Enerji dönüşümünü daha da hızlandırmak için, düzenleyici çerçeve ve piyasa tasarımının güçlendirilmesi, yenilikçi iş modelleri ile finansman yapılarının geliştirilmesi gerekiyor. Daha yüksek rüzgâr ve güneş enerjisi dağılım paylarına sahip olmak için önümüzdeki yıllarda teknoloji kullanımının artırılmasına ve bunun da enerji depolama, akıllı şebekeler ve enterkonneksiyon kapasitesi gibi altyapı gereksinimleri ve yeni teknolojilerle desteklenmesine ihtiyaç var. Yenilenebilir enerjinin sistem entegrasyonunun sağlanması için bu teknolojik çalışmaların yeni yöntemlerle desteklenmesi gerekiyor. Bu çalışmaların en başında ise, hızla değişen piyasaya gelişmelerine iyi adapte olmuş bir sistem oluşturulması geliyor. Bu sağlam ve geleceğe odaklı düzenleyici çerçevenin amacı, inovasyona, yeni teknolojilere ve yeni işletmelere yatırım yapılması için destekleyici bir yatırım ortamı yaratmak.

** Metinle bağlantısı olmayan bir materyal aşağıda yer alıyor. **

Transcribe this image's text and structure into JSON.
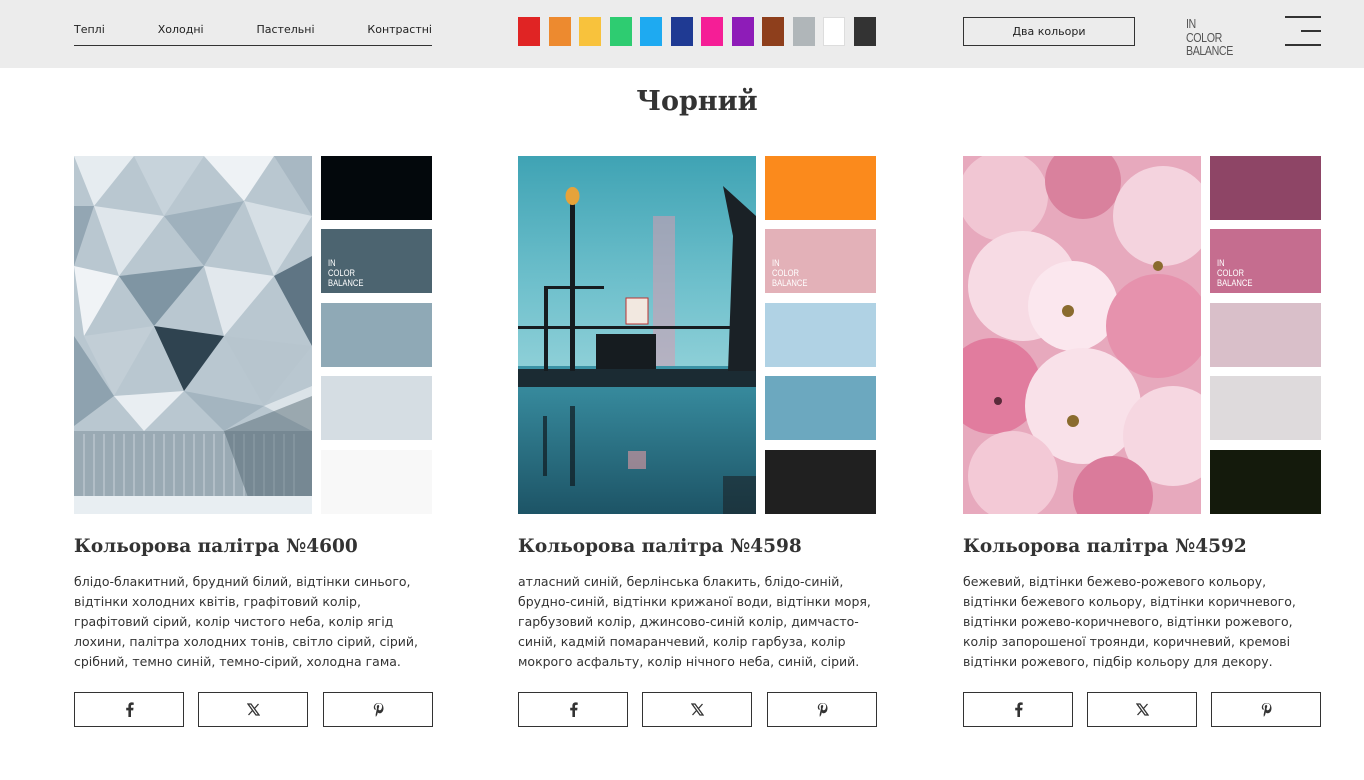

Türkiye enerji dönüşümünde ilerleme kaydederken, ulusal politika hedeflerini yerine getirme konusunda süreci hızlandırmak amacıyla diğer ülkelerin deneyimlerinden faydalanabilir. Ülkelerin enerji dönüşümü deneyimlerinde başarılar kadar başarısızlıklar da yer alıyor. Bu çalışmada dünyanın dört bir tarafından derlenen deneyimler, her ülkede rüzgâr ve güneş enerjisinin yerel potansiyelinden faydalanarak daha temiz, daha verimli ve daha güvenilir bir sistem kurmanın mümkün olduğuna dair kanıtlar sunuyor. “Rüzgâr ve güneş Türkiye’de enerji dönüşümünü nasıl hızlandırabilir: Küresel örnekler” raporu, dünyanın farklı bölgelerinden seçilen on ülke üzerinde yapılan incelemelere dayanıyor. Bu ülkeler bir araya geldiğinde, dünya genelindeki toplam rüzgâr ve güneş enerjisi kapasitesinin dörtte üçünü temsil ediyor. Çalışmada, enerji dönüşümü için büyük önem taşıyan dört ana konu üzerinde duruluyor: (i) Uzun vadeli enerji planlaması, (ii) düzenleyici çerçeve ve yenilenebilir enerji üretim maliyetleri, (iii) sistem entegrasyonuna yönelik tedbirler ve (iv) finans ve iş modellerinde gerçekleştirilecek yenilikçi yaklaşımlar. Bu çalışmanın amacı, seçilen ülkeleri bu ölçütler açısından kısaca değerlendirmek ve ülkelerin en iyi uygulamaları ve deneyimlerine dayanarak ortak yanlarını tartışmak olarak özetlenebilir.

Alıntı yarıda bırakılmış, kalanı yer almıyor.